Ormai non passa giorno che Roma Capitale e il suo sindaco non siano al centro della cronaca, in un inesorabile declino che solo lo spauracchio di nuove elezioni tende a dilazionare.
E’ dei giorni scorsi l’esito dell’indagine per valutare le infiltrazioni mafiose sulla città e la sua gestione, ora all’attenzione del governo per decidere sull’eventuale scioglimento del Consiglio comunale di Roma. Un vero vulnus in vista della candidatura per le Olimpiadi del 2024 e soprattutto dell’imminente Giubileo, in cui manca ancora un piano per accogliere i previsti 5 milioni di pellegrini.
All’interno della commissione che ha condotto le indagini, i pareri sono stati discordanti, anche se il loro esito è ugualmente un verdetto: un sindaco e una giunta ancora più fragili, come testimoniano una serie di dimissioni più o meno recenti, tra cui quella del vicesindaco.
Ignaro Marino appare “inconsapevole”, “oggettivamente inerme” e “privo della reale percezione del pericolo”. Un Forrest Gump che, aiutato dalla sua assoluta estraneità a Roma e al suo sistema malato di relazioni, non se ne lascia travolgere. Ma gli epitaffi “ambiguo”, “equivoco”, “comportamenti passibili di doppia interpretazione” fotografano una stagione politica da dimenticare.
Il condizionamento mafioso non è stato intaccato dal cambio di amministrazione, anche se sono emersi casuali segnali di discontinuità. Non scelte dettate da una consapevole volontà di contrastare l’illegittimità e il malaffare, quanto comportamenti ispirati agli ordinari parametri di legalità cui dovrebbe normalmente uniformarsi l’azione amministrativa. A questo punto, sono diverse le soluzioni al vaglio: lo scioglimento dell’intero consiglio o di alcuni municipi (come quello di Ostia), l’annullamento di numerose determine che riguardano le municipalizzate, il commissariamento di cinque dipartimenti (Verde, Sociale, Patrimonio, Scuola e Lavori Pubblici), la rimozione di una ventina tra dirigenti e funzionari pubblici collusi, tra cui il segretario generale del comune che anticipa la misura dimettendosi.
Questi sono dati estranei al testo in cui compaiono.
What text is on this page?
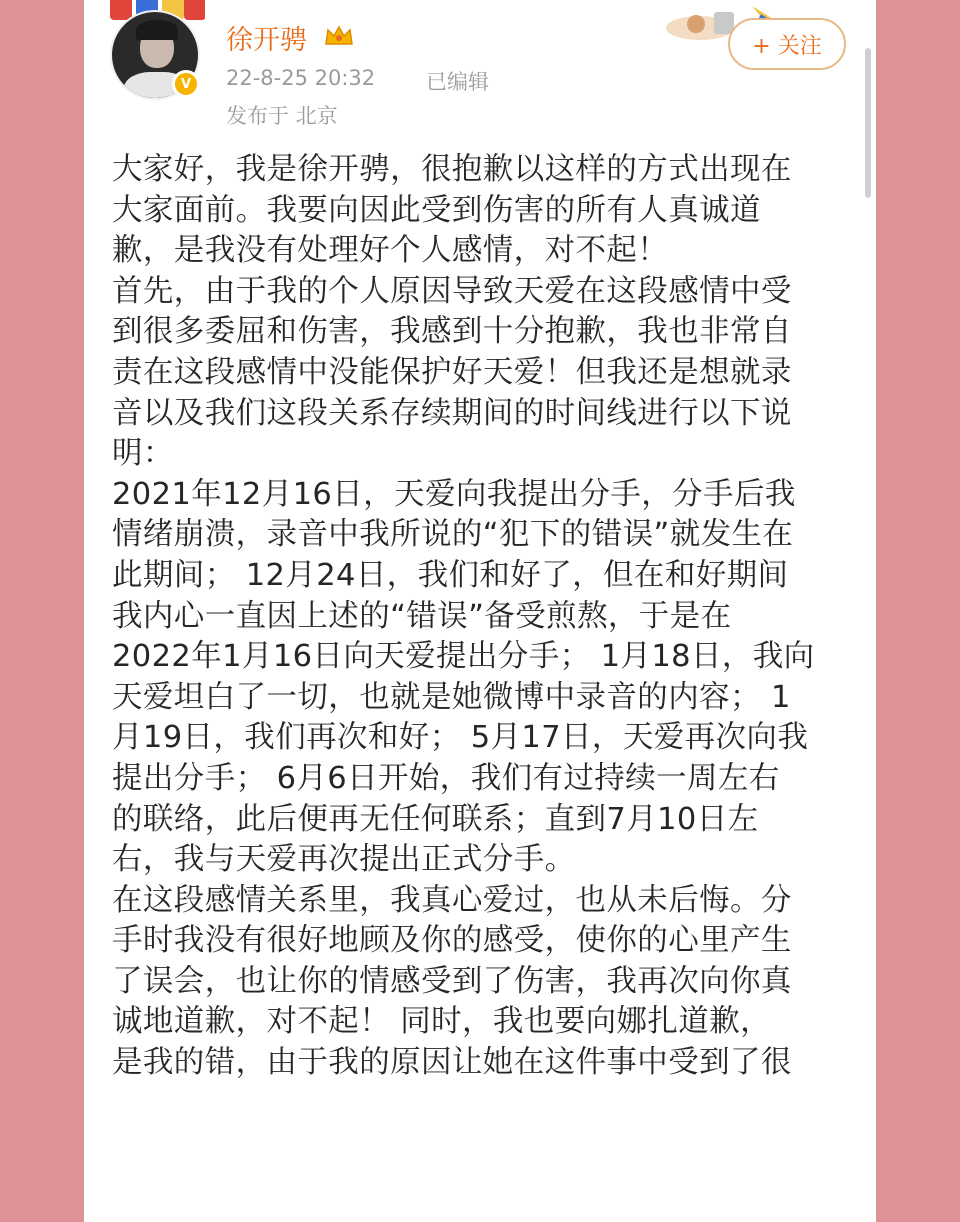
V
徐开骋
22-8-25 20:32 已编辑
发布于 北京
+ 关注

大家好，我是徐开骋，很抱歉以这样的方式出现在

大家面前。我要向因此受到伤害的所有人真诚道

歉，是我没有处理好个人感情，对不起！

首先，由于我的个人原因导致天爱在这段感情中受

到很多委屈和伤害，我感到十分抱歉，我也非常自

责在这段感情中没能保护好天爱！但我还是想就录

音以及我们这段关系存续期间的时间线进行以下说

明：

2021年12月16日，天爱向我提出分手，分手后我

情绪崩溃，录音中我所说的“犯下的错误”就发生在

此期间； 12月24日，我们和好了，但在和好期间

我内心一直因上述的“错误”备受煎熬，于是在

2022年1月16日向天爱提出分手； 1月18日，我向

天爱坦白了一切，也就是她微博中录音的内容； 1

月19日，我们再次和好； 5月17日，天爱再次向我

提出分手； 6月6日开始，我们有过持续一周左右

的联络，此后便再无任何联系；直到7月10日左

右，我与天爱再次提出正式分手。

在这段感情关系里，我真心爱过，也从未后悔。分

手时我没有很好地顾及你的感受，使你的心里产生

了误会，也让你的情感受到了伤害，我再次向你真

诚地道歉，对不起！ 同时，我也要向娜扎道歉，

是我的错，由于我的原因让她在这件事中受到了很
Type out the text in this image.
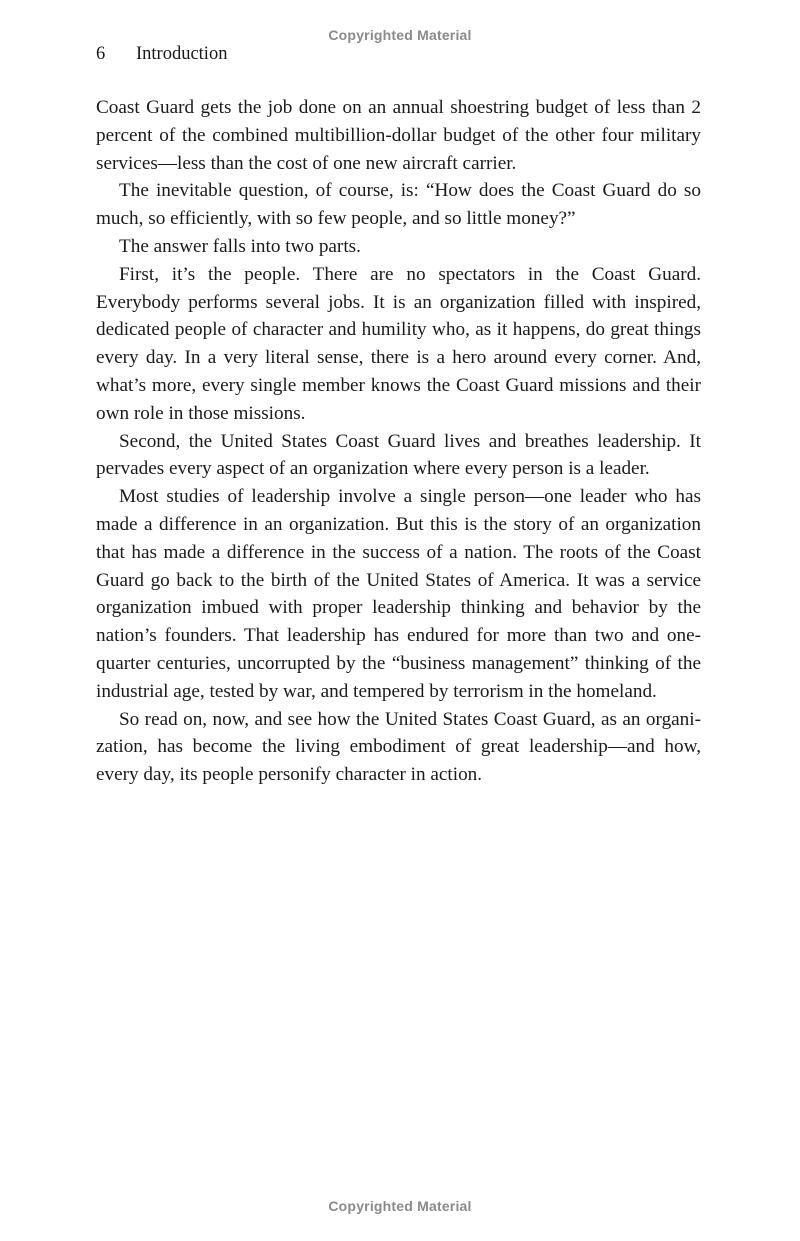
Copyrighted Material
6 Introduction

Coast Guard gets the job done on an annual shoestring budget of less than 2 percent of the combined multibillion-dollar budget of the other four military services—less than the cost of one new aircraft carrier.

The inevitable question, of course, is: “How does the Coast Guard do so much, so efficiently, with so few people, and so little money?”

The answer falls into two parts.

First, it’s the people. There are no spectators in the Coast Guard. Everybody performs several jobs. It is an organization filled with inspired, dedicated people of character and humility who, as it happens, do great things every day. In a very literal sense, there is a hero around every corner. And, what’s more, every single member knows the Coast Guard missions and their own role in those missions.

Second, the United States Coast Guard lives and breathes leadership. It pervades every aspect of an organization where every person is a leader.

Most studies of leadership involve a single person—one leader who has made a difference in an organization. But this is the story of an organization that has made a difference in the success of a nation. The roots of the Coast Guard go back to the birth of the United States of America. It was a service organization imbued with proper leadership thinking and behavior by the nation’s founders. That leadership has endured for more than two and one-quarter centuries, uncorrupted by the “business management” thinking of the industrial age, tested by war, and tempered by terrorism in the homeland.

So read on, now, and see how the United States Coast Guard, as an organization, has become the living embodiment of great leadership—and how, every day, its people personify character in action.

Copyrighted Material
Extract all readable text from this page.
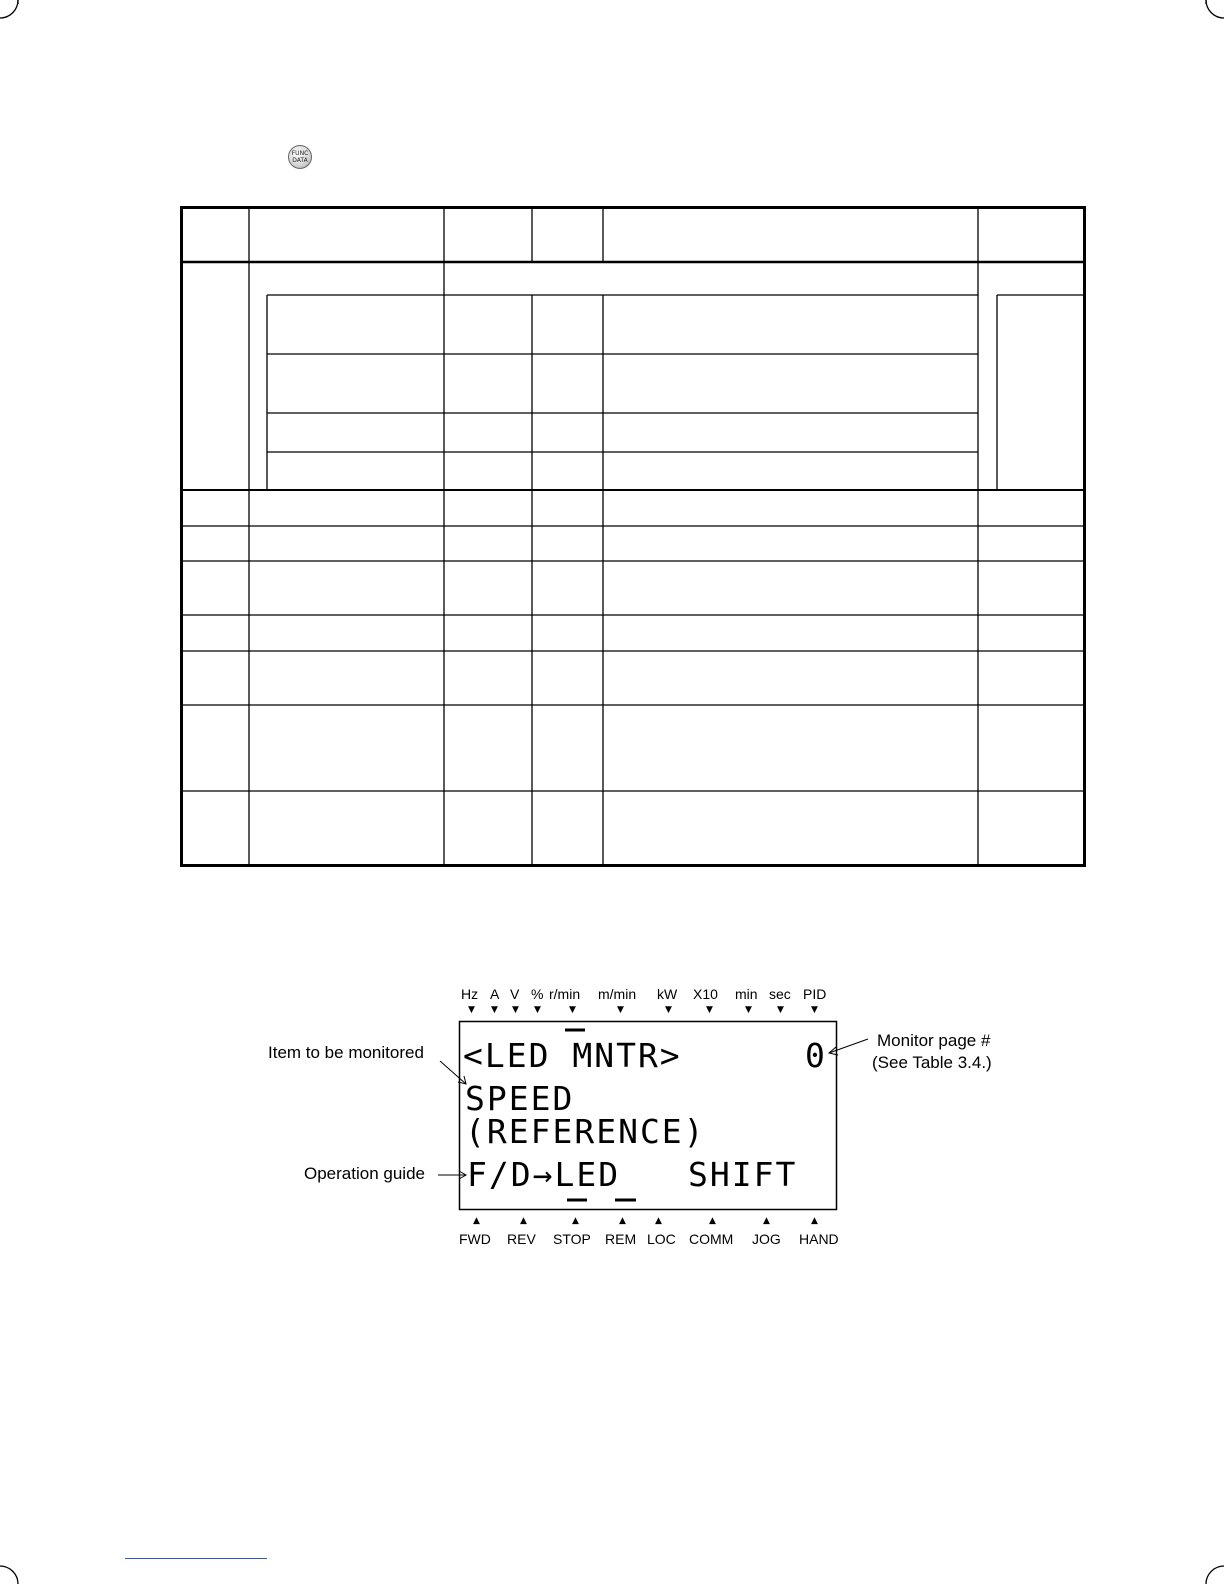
FUNC
DATA
Hz A V % r/min m/min kW X10 min sec PID
▼ ▼ ▼ ▼	▼	▼	▼	▼	▼	▼	▼
<LED MNTR>	0
SPEED
(REFERENCE)
F/D→LED SHIFT
▲	▲	▲	▲	▲	▲	▲	▲
FWD REV STOP REM LOC COMM JOG HAND
Item to be monitored
Operation guide
Monitor page #
(See Table 3.4.)
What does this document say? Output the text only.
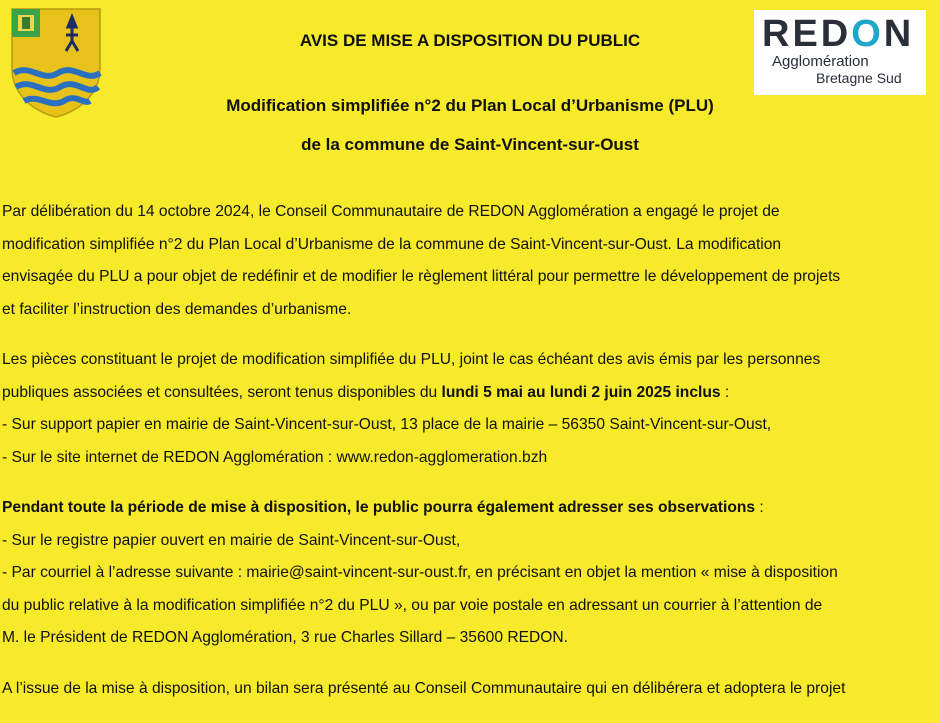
REDON
Agglomération
Bretagne Sud
AVIS DE MISE A DISPOSITION DU PUBLIC
Modification simplifiée n°2 du Plan Local d’Urbanisme (PLU)
de la commune de Saint-Vincent-sur-Oust

Par délibération du 14 octobre 2024, le Conseil Communautaire de REDON Agglomération a engagé le projet de
modification simplifiée n°2 du Plan Local d’Urbanisme de la commune de Saint-Vincent-sur-Oust. La modification
envisagée du PLU a pour objet de redéfinir et de modifier le règlement littéral pour permettre le développement de projets
et faciliter l’instruction des demandes d’urbanisme.

Les pièces constituant le projet de modification simplifiée du PLU, joint le cas échéant des avis émis par les personnes
publiques associées et consultées, seront tenus disponibles du lundi 5 mai au lundi 2 juin 2025 inclus :
- Sur support papier en mairie de Saint-Vincent-sur-Oust, 13 place de la mairie – 56350 Saint-Vincent-sur-Oust,
- Sur le site internet de REDON Agglomération : www.redon-agglomeration.bzh

Pendant toute la période de mise à disposition, le public pourra également adresser ses observations :
- Sur le registre papier ouvert en mairie de Saint-Vincent-sur-Oust,
- Par courriel à l’adresse suivante : mairie@saint-vincent-sur-oust.fr, en précisant en objet la mention « mise à disposition
du public relative à la modification simplifiée n°2 du PLU », ou par voie postale en adressant un courrier à l’attention de
M. le Président de REDON Agglomération, 3 rue Charles Sillard – 35600 REDON.

A l’issue de la mise à disposition, un bilan sera présenté au Conseil Communautaire qui en délibérera et adoptera le projet
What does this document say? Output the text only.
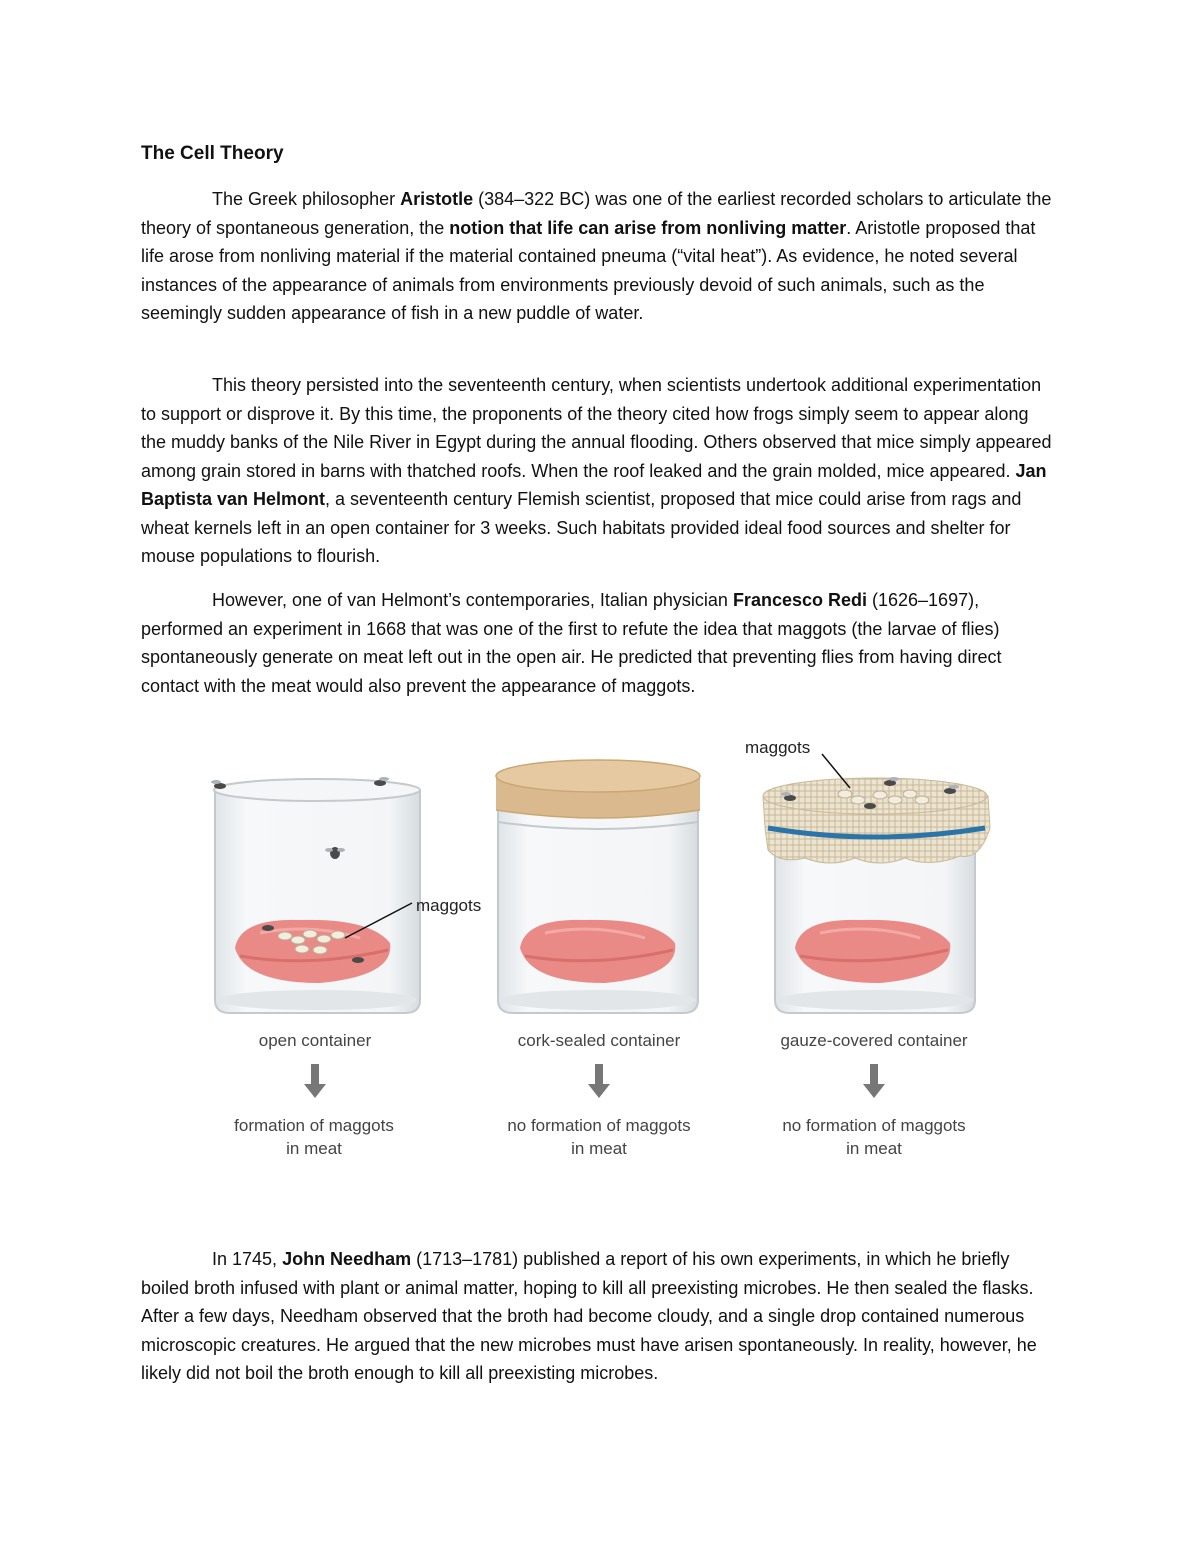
The Cell Theory

The Greek philosopher Aristotle (384–322 BC) was one of the earliest recorded scholars to articulate the theory of spontaneous generation, the notion that life can arise from nonliving matter. Aristotle proposed that life arose from nonliving material if the material contained pneuma (“vital heat”). As evidence, he noted several instances of the appearance of animals from environments previously devoid of such animals, such as the seemingly sudden appearance of fish in a new puddle of water.

This theory persisted into the seventeenth century, when scientists undertook additional experimentation to support or disprove it. By this time, the proponents of the theory cited how frogs simply seem to appear along the muddy banks of the Nile River in Egypt during the annual flooding. Others observed that mice simply appeared among grain stored in barns with thatched roofs. When the roof leaked and the grain molded, mice appeared. Jan Baptista van Helmont, a seventeenth century Flemish scientist, proposed that mice could arise from rags and wheat kernels left in an open container for 3 weeks. Such habitats provided ideal food sources and shelter for mouse populations to flourish.

However, one of van Helmont’s contemporaries, Italian physician Francesco Redi (1626–1697), performed an experiment in 1668 that was one of the first to refute the idea that maggots (the larvae of flies) spontaneously generate on meat left out in the open air. He predicted that preventing flies from having direct contact with the meat would also prevent the appearance of maggots.

maggots
maggots
open container	cork-sealed container	gauze-covered container
formation of maggots
in meat
no formation of maggots
in meat
no formation of maggots
in meat

In 1745, John Needham (1713–1781) published a report of his own experiments, in which he briefly boiled broth infused with plant or animal matter, hoping to kill all preexisting microbes. He then sealed the flasks. After a few days, Needham observed that the broth had become cloudy, and a single drop contained numerous microscopic creatures. He argued that the new microbes must have arisen spontaneously. In reality, however, he likely did not boil the broth enough to kill all preexisting microbes.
Se l’attenzione dei media è focalizzata sulla questione della legalità, in città aleggia la sensazione strisciante di un sistema sull’orlo del collasso. Roma è un problema politico, una modalità di gestione anomala e parallela al potere ufficiale, un’ombra che si sostituisce all’immobilismo dell’amministrazione e che, a suo modo, “commissaria” un sistema entrato in crisi facendo uso privato e speculativo delle risorse pubbliche.
E’ da mesi che assistiamo al commissariamento della città: partiti, poteri capitolini, accoglienza e integrazione, verde pubblico, cultura, musei come il Palazzo delle Esposizioni, teatri come il Valle e i teatri di cintura, cinema come l’America e il Rialto, storiche sale teatrali e cinematografiche che stentano a sopravvivere.
La latitanza politica è totale, come la mancanza di una qualsiasi visione e progettualità sul presente e sul futuro che amplificano disuguaglianze e corruzione. Perché è proprio nel “Mondo di Mezzo” tra pubblica amministrazione e imprenditori privati che la malavita trova terreno fertile e la società civile arretra.
Caro Sindaco, “Provi a connettere i due neuroni che ha e a farli funzionare… ” come Lei stesso suggerisce a chi la critica per la gestione delle capitale.